Before we start talking about the value of community, we must first determine what "community" means in our context. Community can be a destination or it can be a feature. For instance, Facebook is a community. Its main purpose is to build and support social connection. It directly and solely helps support my definition of community. YouTube, however, has incredible community features that support its primary focus of uploading and sharing video. While it may seem like a minor difference, it’s a crucial one for the discussion of "value".
And what does a discussion of "value" really equate to? That right, the concept of Return on Investment (ROI). Many clients have asked many agencies how to calculate and support blogging/community/social connection ROI. Like the introductory handshake, it’s hard to calculate but easy to feel when it’s working.

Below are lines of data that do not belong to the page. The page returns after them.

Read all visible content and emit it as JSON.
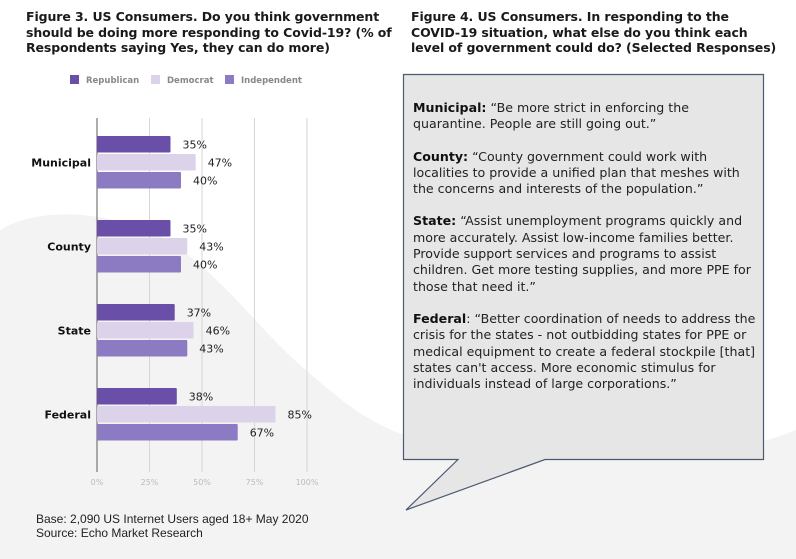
{
  "figure3": {
    "title": "Figure 3. US Consumers. Do you think government should be doing more responding to Covid-19? (% of Respondents saying Yes, they can do more)"
  },
  "figure4": {
    "title": "Figure 4. US Consumers. In responding to the COVID-19 situation, what else do you think each level of government could do? (Selected Responses)",
    "responses": [
      {
        "level": "Municipal:",
        "quote": "“Be more strict in enforcing the quarantine. People are still going out.”"
      },
      {
        "level": "County:",
        "quote": "“County government could work with localities to provide a unified plan that meshes with the concerns and interests of the population.”"
      },
      {
        "level": "State:",
        "quote": "“Assist unemployment programs quickly and more accurately. Assist low-income families better. Provide support services and programs to assist children. Get more testing supplies, and more PPE for those that need it.”"
      },
      {
        "level": "Federal",
        "quote": ": “Better coordination of needs to address the crisis for the states - not outbidding states for PPE or medical equipment to create a federal stockpile [that] states can't access. More economic stimulus for individuals instead of large corporations.”"
      }
    ]
  },
  "footnote": {
    "base": "Base: 2,090 US Internet Users aged 18+ May 2020",
    "source": "Source: Echo Market Research"
  },
  "chart_data": {
    "type": "bar",
    "orientation": "horizontal",
    "title": "Figure 3. US Consumers. Do you think government should be doing more responding to Covid-19? (% of Respondents saying Yes, they can do more)",
    "categories": [
      "Municipal",
      "County",
      "State",
      "Federal"
    ],
    "series": [
      {
        "name": "Republican",
        "color": "#6a4fa8",
        "values": [
          35,
          35,
          37,
          38
        ]
      },
      {
        "name": "Democrat",
        "color": "#dcd3ea",
        "values": [
          47,
          43,
          46,
          85
        ]
      },
      {
        "name": "Independent",
        "color": "#8c7bc2",
        "values": [
          40,
          40,
          43,
          67
        ]
      }
    ],
    "value_suffix": "%",
    "xlabel": "",
    "ylabel": "",
    "xlim": [
      0,
      100
    ],
    "xticks": [
      0,
      25,
      50,
      75,
      100
    ],
    "xtick_labels": [
      "0%",
      "25%",
      "50%",
      "75%",
      "100%"
    ],
    "grid": true,
    "legend": "top"
  }
}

ROI and value in the context of community can only be calculated if you first determine what’s important to your business first. There is no one size fits all solution to the ROI discussion. Communities are based on something specific, someting personal. Even between similar community concepts, ROI can be radically different. Think about using a single metric, say total users, when comparing MySpace "value" against Facebook "value". Total users works wonderfully for MySpace, since they make money through sheer volume of site usage that supports ad rates. But Facebook makes money by putting marketing campaigns in front of a truly receptive audience. They charge more for less, and it works because their audience knows that they’re seeing the campaign because Facebook knows they’ll have interest. If you were to judge "value" of Facebook based on the metric that works for MySpace, your results are pointless.

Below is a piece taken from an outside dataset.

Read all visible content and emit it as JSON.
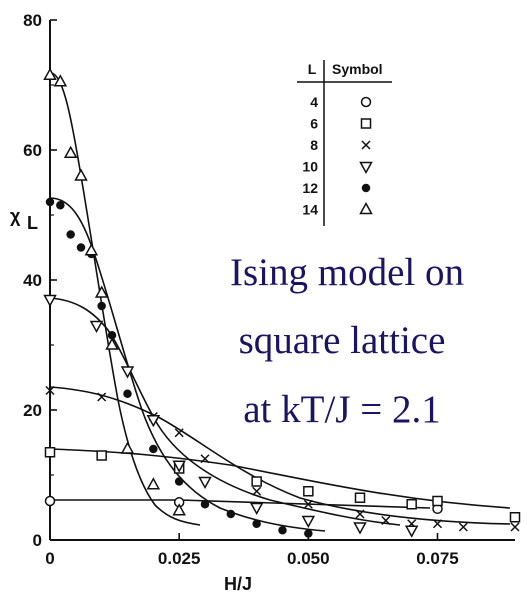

But aside from measuring value based on the proper metric, I’m interested to see when we can stop having this discussion. We asked the same questions when the Web was new and people had to justify the costs of building a new fangled Web site. But these days, no one asks whether there’s an ROI to having a Web site - it’s just part of the marketing mix. Hopefully soon, we can stop having the ROI discussion about "community"… which really equates to asking if building projects that allow users to contribute and participate is worthwhile.